Investors sent Nvidia shares down 4.6% on Thursday, closing at $199.57, as the market reacted to news that major cloud customers Alphabet and Amazon are aggressively expanding their own artificial intelligence chip businesses. The selloff highlights a growing concern that Nvidia's dominance in the AI chip market could face serious challenges as its biggest clients become competitors.
Key Earnings Reveal Shift in AI Landscape
Alphabet reported a 63% surge in Google Cloud revenue for the first quarter, outpacing Microsoft Azure's 40% growth and Amazon Web Services' 28% increase. The company also disclosed that it has begun selling its Tensor Processing Units (TPUs) directly to select customers. These custom AI chips compete directly with Nvidia's GPUs, which have been the gold standard for training and running AI models.
Amazon's CEO Andy Jassy revealed that the company's chip division is now generating over $20 billion in annual revenue. Commitments for Amazon's Trainium AI chip have exceeded $225 billion, and the company has acquired more than 2.1 million AI chips over the past year—over half of which were Trainium. Despite this, Amazon still plans to deploy over one million Nvidia GPUs starting in 2026.

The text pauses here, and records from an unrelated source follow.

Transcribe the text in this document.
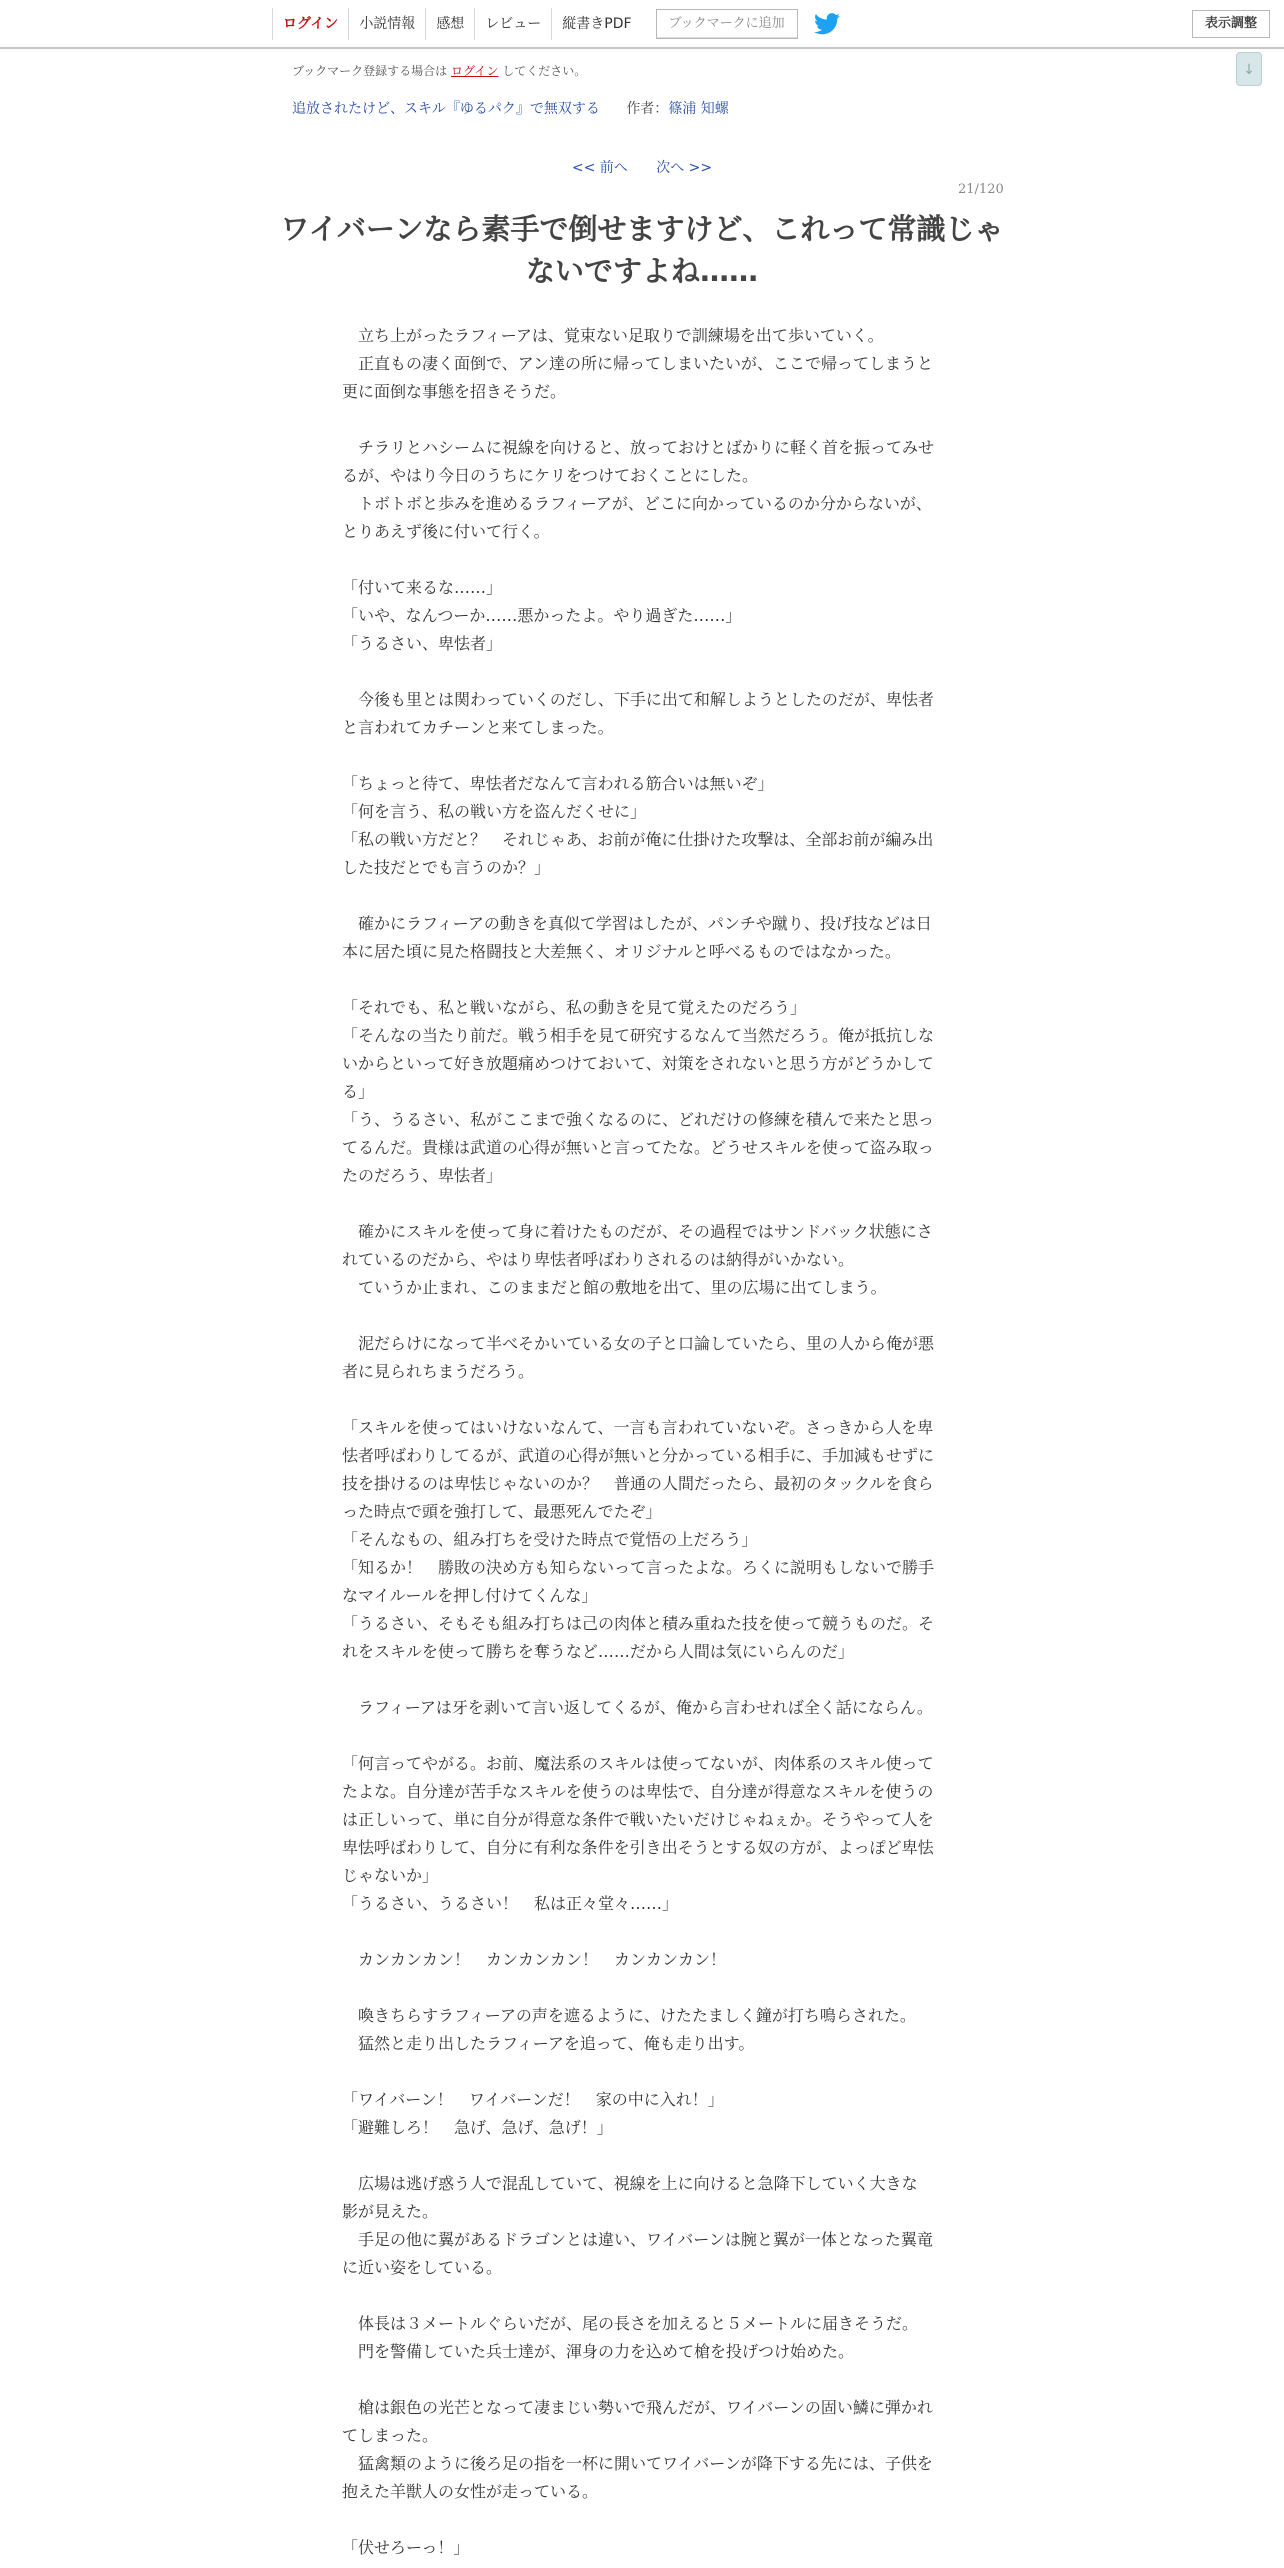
ログイン	小説情報	感想	レビュー	縦書きPDF	ブックマークに追加	表示調整
↓
ブックマーク登録する場合は ログイン してください。
追放されたけど、スキル『ゆるパク』で無双する 作者：篠浦 知螺
<< 前へ 次へ >>
21/120
ワイバーンなら素手で倒せますけど、これって常識じゃないですよね……

　立ち上がったラフィーアは、覚束ない足取りで訓練場を出て歩いていく。

　正直もの凄く面倒で、アン達の所に帰ってしまいたいが、ここで帰ってしまうと

更に面倒な事態を招きそうだ。

　チラリとハシームに視線を向けると、放っておけとばかりに軽く首を振ってみせ

るが、やはり今日のうちにケリをつけておくことにした。

　トボトボと歩みを進めるラフィーアが、どこに向かっているのか分からないが、

とりあえず後に付いて行く。

「付いて来るな……」

「いや、なんつーか……悪かったよ。やり過ぎた……」

「うるさい、卑怯者」

　今後も里とは関わっていくのだし、下手に出て和解しようとしたのだが、卑怯者

と言われてカチーンと来てしまった。

「ちょっと待て、卑怯者だなんて言われる筋合いは無いぞ」

「何を言う、私の戦い方を盗んだくせに」

「私の戦い方だと？　それじゃあ、お前が俺に仕掛けた攻撃は、全部お前が編み出

した技だとでも言うのか？」

　確かにラフィーアの動きを真似て学習はしたが、パンチや蹴り、投げ技などは日

本に居た頃に見た格闘技と大差無く、オリジナルと呼べるものではなかった。

「それでも、私と戦いながら、私の動きを見て覚えたのだろう」

「そんなの当たり前だ。戦う相手を見て研究するなんて当然だろう。俺が抵抗しな

いからといって好き放題痛めつけておいて、対策をされないと思う方がどうかして

る」

「う、うるさい、私がここまで強くなるのに、どれだけの修練を積んで来たと思っ

てるんだ。貴様は武道の心得が無いと言ってたな。どうせスキルを使って盗み取っ

たのだろう、卑怯者」

　確かにスキルを使って身に着けたものだが、その過程ではサンドバック状態にさ

れているのだから、やはり卑怯者呼ばわりされるのは納得がいかない。

　ていうか止まれ、このままだと館の敷地を出て、里の広場に出てしまう。

　泥だらけになって半べそかいている女の子と口論していたら、里の人から俺が悪

者に見られちまうだろう。

「スキルを使ってはいけないなんて、一言も言われていないぞ。さっきから人を卑

怯者呼ばわりしてるが、武道の心得が無いと分かっている相手に、手加減もせずに

技を掛けるのは卑怯じゃないのか？　普通の人間だったら、最初のタックルを食ら

った時点で頭を強打して、最悪死んでたぞ」

「そんなもの、組み打ちを受けた時点で覚悟の上だろう」

「知るか！　勝敗の決め方も知らないって言ったよな。ろくに説明もしないで勝手

なマイルールを押し付けてくんな」

「うるさい、そもそも組み打ちは己の肉体と積み重ねた技を使って競うものだ。そ

れをスキルを使って勝ちを奪うなど……だから人間は気にいらんのだ」

　ラフィーアは牙を剥いて言い返してくるが、俺から言わせれば全く話にならん。

「何言ってやがる。お前、魔法系のスキルは使ってないが、肉体系のスキル使って

たよな。自分達が苦手なスキルを使うのは卑怯で、自分達が得意なスキルを使うの

は正しいって、単に自分が得意な条件で戦いたいだけじゃねぇか。そうやって人を

卑怯呼ばわりして、自分に有利な条件を引き出そうとする奴の方が、よっぽど卑怯

じゃないか」

「うるさい、うるさい！　私は正々堂々……」

　カンカンカン！　カンカンカン！　カンカンカン！

　喚きちらすラフィーアの声を遮るように、けたたましく鐘が打ち鳴らされた。

　猛然と走り出したラフィーアを追って、俺も走り出す。

「ワイバーン！　ワイバーンだ！　家の中に入れ！」

「避難しろ！　急げ、急げ、急げ！」

　広場は逃げ惑う人で混乱していて、視線を上に向けると急降下していく大きな

影が見えた。

　手足の他に翼があるドラゴンとは違い、ワイバーンは腕と翼が一体となった翼竜

に近い姿をしている。

　体長は３メートルぐらいだが、尾の長さを加えると５メートルに届きそうだ。

　門を警備していた兵士達が、渾身の力を込めて槍を投げつけ始めた。

　槍は銀色の光芒となって凄まじい勢いで飛んだが、ワイバーンの固い鱗に弾かれ

てしまった。

　猛禽類のように後ろ足の指を一杯に開いてワイバーンが降下する先には、子供を

抱えた羊獣人の女性が走っている。

「伏せろーっ！」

Market Divergence: AMD and Broadcom Gain
While Nvidia fell, shares of Advanced Micro Devices (AMD) rose 5.1% and Broadcom gained 3.0%. The divergence reflects investor optimism that the push for custom chips could benefit other semiconductor players. Broadcom, in particular, is seen as a key partner for companies developing custom AI silicon.
Meta Platforms also raised its 2026 capital expenditure outlook to between $125 billion and $145 billion, up from an earlier $115 billion to $135 billion, citing higher component costs and rising data-center expenses. CEO Mark Zuckerberg cited “strong momentum” across Meta's app family and the debut of the first model from Meta Superintelligence Labs. First-quarter revenue hit $56.31 billion, a 33% increase.
AI Spending Surges, But Questions Mount
The four major U.S. tech firms that reported earnings Wednesday all indicated AI investments are not letting up, pushing their combined forecasted spend above $700 billion this year—up from a prior $600 billion estimate. Microsoft CFO Amy Hood said demand for Azure's AI offerings “continues to exceed supply” and keeps broadening.
However, the debate has shifted from whether companies are spending on AI to who is actually seeing the payoff. “The risk of sitting it out is bigger than the risk of leaning in,” said Daniel Newman, CEO of Futurum Group. Still, that leaves a key question on the table: who reaps the rewards first—the chipmakers, the cloud providers, or the software players building with these models?
Nvidia's Pricing Power Under Scrutiny
Scarcity continues to play in Nvidia's favor. The company's B300 servers are reportedly fetching about $1 million in China, almost twice the U.S. price, as demand surges and American export restrictions bite. However, Nvidia said the B300 is not allowed for sale in China, adding that “unlawful diversion is a recipe for failure.”
The worry is that scarcity and big budgets don't guarantee fat margins forever. Should Alphabet's TPUs, Amazon's Trainium, or silicon built through Broadcom-backed projects start capturing a bigger slice of AI workloads, Nvidia might keep moving product but see pricing power erode at the margins. If AI investments take longer to pay off—or export restrictions tighten further—the bullish case for the stock gets tougher to justify.
Outlook: A Crowded Arena
Nvidia's market cap remains near $4.9 trillion, but Thursday's slide made it clear: those massive AI budgets are a double-edged sword, especially when your customers start turning into rivals. The AI trade is no longer a one-horse race, and investors are recalibrating their expectations.